CVIVJul 15, 2025

Atmos-Bench: 3D Atmospheric Structures for Climate Insight

arXiv:2507.11085v1
Originality Incremental advance
AI Analysis

This work addresses the lack of a standardized 3D benchmark for atmospheric structure recovery, which is critical for climate understanding and weather forecasting, though it appears incremental in method.

The paper tackles the problem of recovering 3D atmospheric structures from satellite LiDAR data by introducing Atmos-Bench, a standardized benchmark, and FourCastX, a novel network that embeds physical constraints, achieving consistent improvements over state-of-the-art models without auxiliary inputs.
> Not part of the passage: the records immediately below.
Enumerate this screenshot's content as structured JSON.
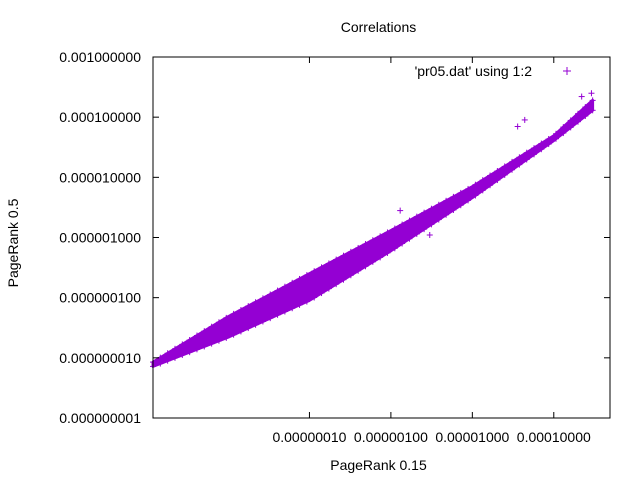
{
  "chart_data": {
    "type": "scatter",
    "title": "Correlations",
    "xlabel": "PageRank 0.15",
    "ylabel": "PageRank 0.5",
    "x_scale": "log",
    "y_scale": "log",
    "xlim": [
      1.2e-09,
      0.00049
    ],
    "ylim": [
      1e-09,
      0.001
    ],
    "x_ticks": [
      "0.00000010",
      "0.00000100",
      "0.00001000",
      "0.00010000"
    ],
    "x_tick_values": [
      1e-07,
      1e-06,
      1e-05,
      0.0001
    ],
    "y_ticks": [
      "0.000000001",
      "0.000000010",
      "0.000000100",
      "0.000001000",
      "0.000010000",
      "0.000100000",
      "0.001000000"
    ],
    "y_tick_values": [
      1e-09,
      1e-08,
      1e-07,
      1e-06,
      1e-05,
      0.0001,
      0.001
    ],
    "grid": false,
    "legend_position": "top-right",
    "series": [
      {
        "name": "'pr05.dat' using 1:2",
        "color": "#9400d3",
        "marker": "plus",
        "band": {
          "x": [
            1.2e-09,
            1e-08,
            1e-07,
            1e-06,
            1e-05,
            0.0001,
            0.0003
          ],
          "y_low": [
            7.2e-09,
            2.2e-08,
            9e-08,
            6e-07,
            4.6e-06,
            4.1e-05,
            0.00013
          ],
          "y_high": [
            8.5e-09,
            4.8e-08,
            2.5e-07,
            1.3e-06,
            7e-06,
            4.9e-05,
            0.00019
          ]
        },
        "outliers": [
          {
            "x": 0.00029,
            "y": 0.00025
          },
          {
            "x": 0.00022,
            "y": 0.00022
          },
          {
            "x": 4.4e-05,
            "y": 9e-05
          },
          {
            "x": 3.6e-05,
            "y": 7e-05
          },
          {
            "x": 1.3e-06,
            "y": 2.8e-06
          },
          {
            "x": 3e-06,
            "y": 1.1e-06
          },
          {
            "x": 3.5e-07,
            "y": 5.5e-07
          },
          {
            "x": 4.8e-09,
            "y": 2.1e-08
          }
        ]
      }
    ]
  }
}
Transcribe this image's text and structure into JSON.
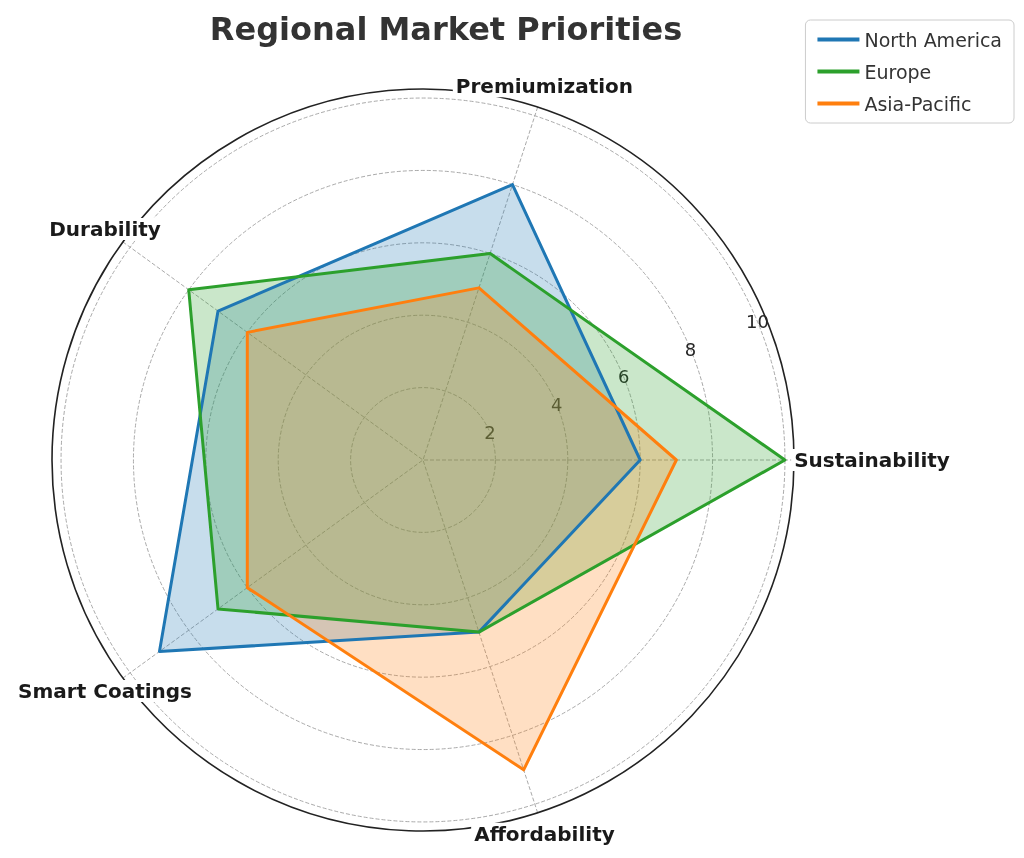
{
  "chart_data": {
    "type": "radar",
    "title": "Regional Market Priorities",
    "categories": [
      "Premiumization",
      "Sustainability",
      "Affordability",
      "Smart Coatings",
      "Durability"
    ],
    "series": [
      {
        "name": "North America",
        "color": "#1f77b4",
        "values": [
          8,
          6,
          5,
          9,
          7
        ]
      },
      {
        "name": "Europe",
        "color": "#2ca02c",
        "values": [
          6,
          10,
          5,
          7,
          8
        ]
      },
      {
        "name": "Asia-Pacific",
        "color": "#ff7f0e",
        "values": [
          5,
          7,
          9,
          6,
          6
        ]
      }
    ],
    "ylim": [
      0,
      10.25
    ],
    "yticks": [
      2,
      4,
      6,
      8,
      10
    ],
    "grid": true,
    "legend": "top right"
  }
}
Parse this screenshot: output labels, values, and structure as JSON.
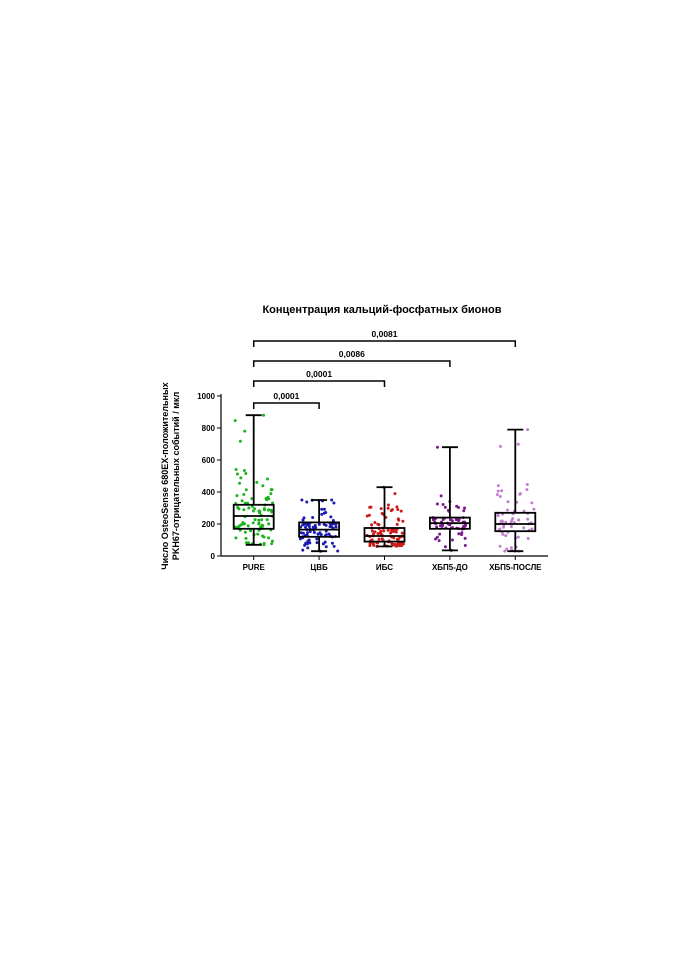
{
  "chart_data": {
    "type": "boxplot",
    "title": "Концентрация кальций-фосфатных бионов",
    "ylabel_lines": [
      "Число OsteoSense 680EX-положительных",
      "PKH67-отрицательных событий / мкл"
    ],
    "xlabel": "",
    "ylim": [
      0,
      1000
    ],
    "yticks": [
      0,
      200,
      400,
      600,
      800,
      1000
    ],
    "categories": [
      "PURE",
      "ЦВБ",
      "ИБС",
      "ХБП5-ДО",
      "ХБП5-ПОСЛЕ"
    ],
    "series": [
      {
        "category": "PURE",
        "color": "#1db31d",
        "min": 70,
        "q1": 170,
        "median": 250,
        "q3": 320,
        "max": 880,
        "n": 90
      },
      {
        "category": "ЦВБ",
        "color": "#1a1ab3",
        "min": 30,
        "q1": 120,
        "median": 165,
        "q3": 210,
        "max": 350,
        "n": 85
      },
      {
        "category": "ИБС",
        "color": "#cc1a1a",
        "min": 60,
        "q1": 90,
        "median": 125,
        "q3": 175,
        "max": 430,
        "n": 95
      },
      {
        "category": "ХБП5-ДО",
        "color": "#7a1a8c",
        "min": 35,
        "q1": 170,
        "median": 205,
        "q3": 240,
        "max": 680,
        "n": 60
      },
      {
        "category": "ХБП5-ПОСЛЕ",
        "color": "#c27fd1",
        "min": 30,
        "q1": 155,
        "median": 200,
        "q3": 270,
        "max": 790,
        "n": 60
      }
    ],
    "comparisons": [
      {
        "from": "PURE",
        "to": "ЦВБ",
        "p": "0,0001"
      },
      {
        "from": "PURE",
        "to": "ИБС",
        "p": "0,0001"
      },
      {
        "from": "PURE",
        "to": "ХБП5-ДО",
        "p": "0,0086"
      },
      {
        "from": "PURE",
        "to": "ХБП5-ПОСЛЕ",
        "p": "0,0081"
      }
    ],
    "grid": false
  }
}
Atmospheric structure, represented by backscatter coefficients (BC) recovered from satellite LiDAR attenuated backscatter (ATB), provides a volumetric view of clouds, aerosols, and molecules, playing a critical role in human activities, climate understanding, and extreme weather forecasting. Existing methods often rely on auxiliary inputs and simplified physics-based approximations, and lack a standardized 3D benchmark for fair evaluation. However, such approaches may introduce additional uncertainties and insufficiently capture realistic radiative transfer and atmospheric scattering-absorption effects. To bridge these gaps, we present Atmos-Bench: the first 3D atmospheric benchmark, along with a novel FourCastX: Frequency-enhanced Spatio-Temporal Mixture-of-Experts Network that (a) generates 921,600 image slices from 3D scattering volumes simulated at 532 nm and 355 nm by coupling WRF with an enhanced COSP simulator over 384 land-ocean time steps, yielding high-quality voxel-wise references; (b) embeds ATB-BC physical constraints into the model architecture, promoting energy consistency during restoration; (c) achieves consistent improvements on the Atmos-Bench dataset across both 355 nm and 532 nm bands, outperforming state-of-the-art baseline models without relying on auxiliary inputs. Atmos-Bench establishes a new standard for satellite-based 3D atmospheric structure recovery and paves the way for deeper climate insight.